My question is this: Were you disappointed to discover that you had company and has “Zelda” stolen your thunder?
Blindsided in Biloxi
Actually, despite what you might imagine, “Zelda” and I are good friends. In fact, the community of advice columnists inside the national security world is a very close-knit crew. We even have a social group we jokingly call the Redacted Lonely Hearts Club Band. We meet every Friday for happy hour at a local bar (name redacted) to exchange notes. Zelda was indeed recently “outed” in the Snowden carnage. I wouldn’t want to out other national security advice columnists, but it is a shame that most Americans don't have access to their everyday wisdom. I can tell you that the CIA’s columnist is not only smart as a tack, but hilarious as well. His offhand comments at our Friday gatherings regularly leave me in stitches. “Advice from the Dark Side,” his column in the Bush years, was a national security hit.
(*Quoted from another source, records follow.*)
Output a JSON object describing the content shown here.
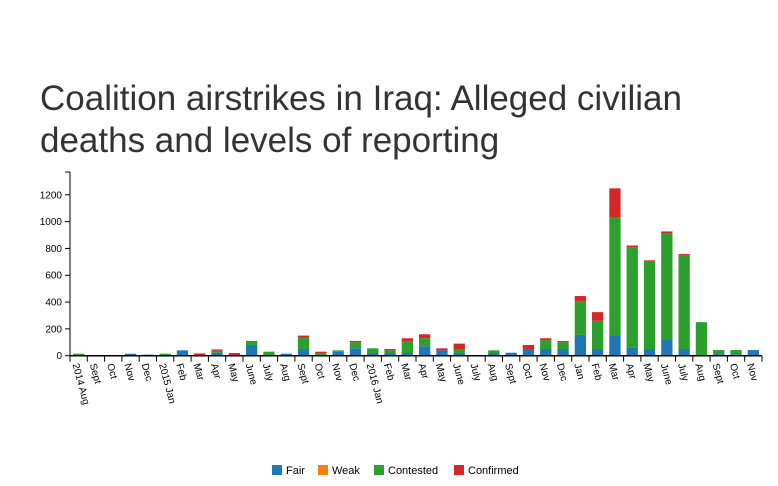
{
  "chart_data": {
    "type": "bar",
    "stacked": true,
    "title": "Coalition airstrikes in Iraq: Alleged civilian deaths and levels of reporting",
    "xlabel": "",
    "ylabel": "",
    "ylim": [
      0,
      1370
    ],
    "yticks": [
      0,
      200,
      400,
      600,
      800,
      1000,
      1200
    ],
    "legend_position": "bottom",
    "categories": [
      "2014 Aug",
      "Sept",
      "Oct",
      "Nov",
      "Dec",
      "2015 Jan",
      "Feb",
      "Mar",
      "Apr",
      "May",
      "June",
      "July",
      "Aug",
      "Sept",
      "Oct",
      "Nov",
      "Dec",
      "2016 Jan",
      "Feb",
      "Mar",
      "Apr",
      "May",
      "June",
      "July",
      "Aug",
      "Sept",
      "Oct",
      "Nov",
      "Dec",
      "Jan",
      "Feb",
      "Mar",
      "Apr",
      "May",
      "June",
      "July",
      "Aug",
      "Sept",
      "Oct",
      "Nov"
    ],
    "series": [
      {
        "name": "Fair",
        "color": "#1f77b4",
        "values": [
          3,
          0,
          0,
          15,
          8,
          0,
          40,
          0,
          22,
          5,
          80,
          0,
          15,
          50,
          0,
          30,
          55,
          20,
          20,
          20,
          70,
          40,
          20,
          0,
          20,
          22,
          50,
          50,
          50,
          155,
          50,
          150,
          60,
          50,
          124,
          50,
          0,
          12,
          12,
          42
        ]
      },
      {
        "name": "Weak",
        "color": "#ff7f0e",
        "values": [
          0,
          0,
          0,
          0,
          0,
          0,
          0,
          0,
          0,
          0,
          0,
          0,
          0,
          0,
          0,
          0,
          0,
          0,
          0,
          0,
          0,
          0,
          0,
          0,
          0,
          0,
          0,
          0,
          0,
          0,
          0,
          0,
          0,
          0,
          0,
          0,
          0,
          0,
          0,
          0
        ]
      },
      {
        "name": "Contested",
        "color": "#2ca02c",
        "values": [
          12,
          0,
          0,
          0,
          0,
          15,
          0,
          5,
          15,
          0,
          30,
          30,
          0,
          85,
          20,
          10,
          45,
          35,
          20,
          85,
          60,
          0,
          30,
          0,
          20,
          0,
          0,
          65,
          50,
          250,
          210,
          880,
          748,
          650,
          788,
          698,
          250,
          30,
          30,
          0
        ]
      },
      {
        "name": "Confirmed",
        "color": "#d62728",
        "values": [
          0,
          0,
          0,
          0,
          0,
          0,
          0,
          12,
          10,
          15,
          0,
          0,
          0,
          15,
          10,
          0,
          10,
          0,
          10,
          25,
          30,
          15,
          40,
          0,
          0,
          0,
          30,
          15,
          10,
          40,
          65,
          218,
          14,
          11,
          15,
          10,
          0,
          0,
          0,
          0
        ]
      }
    ]
  }
}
Believe me, living in the shadows as we all do, our community desperately needs advice. The hundreds of thousands of us (including private contractors) in the secret world often have no one to turn to. We certainly can’t talk about our problems in your world, and yet issues of manners, mores, or morals arise all the time, and we often have no one to consult. That’s why, in addition to Zelda, just about every secret outfit has an advice columnist.
Col. Manners (ret.)
Dear Col. Manners,
My head’s spinning and I thought you might be able to straighten me out. Vice-Admiral Michael Rogers, the nominee to be the new head of the National Security Agency, recently appeared before Congress and testified that aggressive cyberwar capabilities won’t simply be located in a single cyber command. Instead, all the major combat commands of the U.S. military will soon have their own “dedicated” cyberforces and each will be capable of launching cyberattacks.
Say it ain’t so, Colonel! I know that every service wants a piece of every budgetary and operational pie, but isn’t it crazy to spread the ability to launch an aggressive cyberattack around widely?
Head Spun in Houston
Dear Head Spun,
It’s not crazy at all. It’s the height of good sense. Recently, while testifying about the collection of the phone data of Americans, Vice-Admiral Michael Rogers said, “One of my challenges as the director, if confirmed, is how do we engage the American people, and by extension their representatives, in a dialogue in which they have a level of comfort as to what we are doing and why.” Quite right! So let me lend a hand in that process.
I understand where you’re coming from, and I’d like to explain why the ability to launch a cyberattack can’t be spread widely enough in our military (and possibly beyond). Response time on a cyberattack is everything. If you’ve ever been inside Washington's bureaucracy, you know that anything not located at your fingertips is functionally not located anywhere. Let’s say that U.S. Navy intelligence detects a North Korean plot to attack some aspect of its cyber-domains. If that service has its own cyber command, then it’s instant, preemptive obliteration for North Korea's cyberwarriors. If the Navy has to make its way through a labyrinth of military or civilian bureaucracies to get a decision on when and how to act, the North Koreans might be steering a couple of our aircraft carriers before anything gets done.